Lesson 12 -- second quarter 2004
May 23, 2004
© Copyright 2004, Christian Light Publications
Having the patient endurance to obey
"Here is the patience of the saints: here are they that keep the commandments of God, and the faith of Jesus" (Revelation 14:12).
Righteousness is godliness and rightness. Righteousness is integrity, virtue, and purity of life. Righteousness is correctness of thinking, feeling, speaking, and acting. Righteousness is the pursuit of the Holy. Righteousness is the way of knowledge and wisdom. Righteousness is The Way of the Kingdom.
The realization that we live in the end times should raise our sights even more to righteousness and faithfulness. Iniquity abounds. Apostasy is everywhere. Moral confusion and corruption multiply at an increasing rate. The devil wants everyone, including you.
The closer we get to eternity, the less material things should matter. The closer we get to eternity, the less our own fleshly comfort and satisfaction should matter. Alas, not many of us are aware of the closeness of eternity. Few of us think of a remaining life span of two or three years, or even of fifteen. Number your days (and don't be too generous!) and give your heart to wisdom. Thirst for righteousness. Do not swerve from The Way. Be obedient. Be faithful.

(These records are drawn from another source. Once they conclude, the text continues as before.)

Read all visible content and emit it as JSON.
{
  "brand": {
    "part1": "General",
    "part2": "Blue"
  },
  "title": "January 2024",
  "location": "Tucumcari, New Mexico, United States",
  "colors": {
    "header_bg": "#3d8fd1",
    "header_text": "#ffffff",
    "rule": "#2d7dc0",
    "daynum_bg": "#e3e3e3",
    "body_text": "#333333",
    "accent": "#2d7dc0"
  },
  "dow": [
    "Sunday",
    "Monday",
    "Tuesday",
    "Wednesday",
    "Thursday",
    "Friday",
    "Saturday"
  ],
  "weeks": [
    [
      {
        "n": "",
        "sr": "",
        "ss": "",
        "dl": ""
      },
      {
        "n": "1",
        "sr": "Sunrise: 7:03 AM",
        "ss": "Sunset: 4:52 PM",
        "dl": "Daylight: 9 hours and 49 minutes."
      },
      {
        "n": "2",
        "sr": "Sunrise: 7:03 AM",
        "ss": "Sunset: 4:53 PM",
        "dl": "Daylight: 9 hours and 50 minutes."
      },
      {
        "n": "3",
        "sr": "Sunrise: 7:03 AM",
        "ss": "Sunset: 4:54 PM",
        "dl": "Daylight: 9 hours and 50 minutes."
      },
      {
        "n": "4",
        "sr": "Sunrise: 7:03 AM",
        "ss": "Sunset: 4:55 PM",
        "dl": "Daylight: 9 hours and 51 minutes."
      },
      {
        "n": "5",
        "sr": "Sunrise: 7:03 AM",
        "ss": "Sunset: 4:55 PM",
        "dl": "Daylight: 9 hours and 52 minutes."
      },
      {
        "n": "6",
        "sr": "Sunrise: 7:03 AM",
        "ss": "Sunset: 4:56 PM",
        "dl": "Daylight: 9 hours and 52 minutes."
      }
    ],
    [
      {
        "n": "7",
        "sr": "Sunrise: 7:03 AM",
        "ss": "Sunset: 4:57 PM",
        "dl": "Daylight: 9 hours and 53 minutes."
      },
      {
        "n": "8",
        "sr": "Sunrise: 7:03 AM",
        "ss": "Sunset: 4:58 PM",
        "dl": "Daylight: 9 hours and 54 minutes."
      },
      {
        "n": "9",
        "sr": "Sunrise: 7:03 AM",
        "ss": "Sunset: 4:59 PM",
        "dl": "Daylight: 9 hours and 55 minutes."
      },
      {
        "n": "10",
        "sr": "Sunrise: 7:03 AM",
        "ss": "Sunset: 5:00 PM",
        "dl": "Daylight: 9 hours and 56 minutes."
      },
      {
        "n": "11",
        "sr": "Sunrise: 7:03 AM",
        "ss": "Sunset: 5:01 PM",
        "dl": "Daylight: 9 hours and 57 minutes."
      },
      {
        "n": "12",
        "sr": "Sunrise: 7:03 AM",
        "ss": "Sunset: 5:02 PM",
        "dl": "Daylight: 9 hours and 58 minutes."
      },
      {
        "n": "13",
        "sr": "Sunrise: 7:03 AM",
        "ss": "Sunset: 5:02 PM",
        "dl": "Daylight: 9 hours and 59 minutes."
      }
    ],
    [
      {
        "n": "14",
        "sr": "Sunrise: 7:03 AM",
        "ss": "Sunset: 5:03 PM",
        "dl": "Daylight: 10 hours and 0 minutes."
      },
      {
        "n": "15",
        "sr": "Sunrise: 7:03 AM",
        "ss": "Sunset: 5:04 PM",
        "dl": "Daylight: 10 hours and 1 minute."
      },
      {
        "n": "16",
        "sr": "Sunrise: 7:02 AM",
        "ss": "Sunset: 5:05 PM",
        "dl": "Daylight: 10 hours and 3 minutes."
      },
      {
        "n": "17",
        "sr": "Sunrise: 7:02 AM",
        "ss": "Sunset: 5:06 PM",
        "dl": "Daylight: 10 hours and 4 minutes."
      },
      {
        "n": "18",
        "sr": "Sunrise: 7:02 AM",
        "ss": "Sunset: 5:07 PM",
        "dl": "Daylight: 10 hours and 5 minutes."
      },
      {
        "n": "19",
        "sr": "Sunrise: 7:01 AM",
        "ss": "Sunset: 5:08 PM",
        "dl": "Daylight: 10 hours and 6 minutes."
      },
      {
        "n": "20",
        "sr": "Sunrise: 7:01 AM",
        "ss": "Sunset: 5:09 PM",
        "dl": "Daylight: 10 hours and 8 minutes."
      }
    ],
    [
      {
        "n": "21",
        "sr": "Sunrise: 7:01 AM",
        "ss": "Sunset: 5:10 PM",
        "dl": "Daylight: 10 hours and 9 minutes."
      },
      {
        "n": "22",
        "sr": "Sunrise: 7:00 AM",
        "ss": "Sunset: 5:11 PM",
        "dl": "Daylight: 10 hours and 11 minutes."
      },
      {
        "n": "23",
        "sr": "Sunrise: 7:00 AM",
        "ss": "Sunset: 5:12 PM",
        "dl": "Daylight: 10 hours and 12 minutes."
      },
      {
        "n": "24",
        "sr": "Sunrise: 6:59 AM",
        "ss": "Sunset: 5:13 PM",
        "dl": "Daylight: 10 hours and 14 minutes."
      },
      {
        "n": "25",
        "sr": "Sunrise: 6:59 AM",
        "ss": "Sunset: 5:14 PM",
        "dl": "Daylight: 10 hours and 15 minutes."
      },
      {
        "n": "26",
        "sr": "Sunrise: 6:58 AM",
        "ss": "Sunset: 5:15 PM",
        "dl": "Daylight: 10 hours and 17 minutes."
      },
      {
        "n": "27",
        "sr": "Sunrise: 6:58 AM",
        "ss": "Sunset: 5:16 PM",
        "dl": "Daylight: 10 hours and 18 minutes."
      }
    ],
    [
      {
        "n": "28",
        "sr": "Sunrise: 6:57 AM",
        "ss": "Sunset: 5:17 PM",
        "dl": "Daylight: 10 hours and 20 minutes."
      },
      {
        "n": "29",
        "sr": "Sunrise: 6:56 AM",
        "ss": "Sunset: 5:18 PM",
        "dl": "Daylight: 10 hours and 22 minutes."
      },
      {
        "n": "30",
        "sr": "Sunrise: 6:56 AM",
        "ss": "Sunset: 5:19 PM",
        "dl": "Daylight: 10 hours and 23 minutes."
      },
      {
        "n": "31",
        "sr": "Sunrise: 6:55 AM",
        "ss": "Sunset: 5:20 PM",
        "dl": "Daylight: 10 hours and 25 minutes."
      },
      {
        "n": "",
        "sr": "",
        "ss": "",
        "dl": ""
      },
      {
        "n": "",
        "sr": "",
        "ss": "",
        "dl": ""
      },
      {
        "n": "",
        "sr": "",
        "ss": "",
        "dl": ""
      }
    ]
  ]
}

"Faithful!" you exclaim. "I am doctrinally faithful. I would never yield to lesser doctrine and lesser faith." Has it ever dawned on you that doctrinal faithfulness eventually crumbles when subjected to practical unfaithfulness in daily living? You may be true in doctrine, but if you are not striving daily to be true in practice also, you will eventually miss the mark in doctrine as well.
So, dear friend, hang in there and continue in the faith and its works. Do not quit or even slack off in your obedience. Persevere and receive the blessing: "Blessed are the dead which die in the Lord from henceforth: Yea, saith the Spirit, that they may rest from their labours; and their works do follow them" (Revelation 14:13).
Can we be too obedient?
Many have the mentality that obedience has certain limits. After all, this life view goes, once a person has obeyed "a whole bunch" without fussing, surely he is entitled to not obey a bit here or there. This way of living uses a balance -- once enough obedience accumulates on the one side, a little disobedience is tolerable on the other. You know, just a little, just so the scales doesn't tip too much on that side. How easy it is to look for all kinds of loopholes and excuses and justifications for passing over God's will!
The rich young ruler had such a terrific track record. And yet he must have sensed something was lacking, or else he simply wanted the Lord's confirmation that he lacked nothing. In any event, after hearing Jesus' answer it appears he concluded he had already obeyed enough and he wasn't going to overdo it. Presumably he wasn't in the audience when Jesus declared, "When ye shall have done all those things which are commanded you, say, We are unprofitable servants: we have done that which was our duty to do" (Luke 17:10).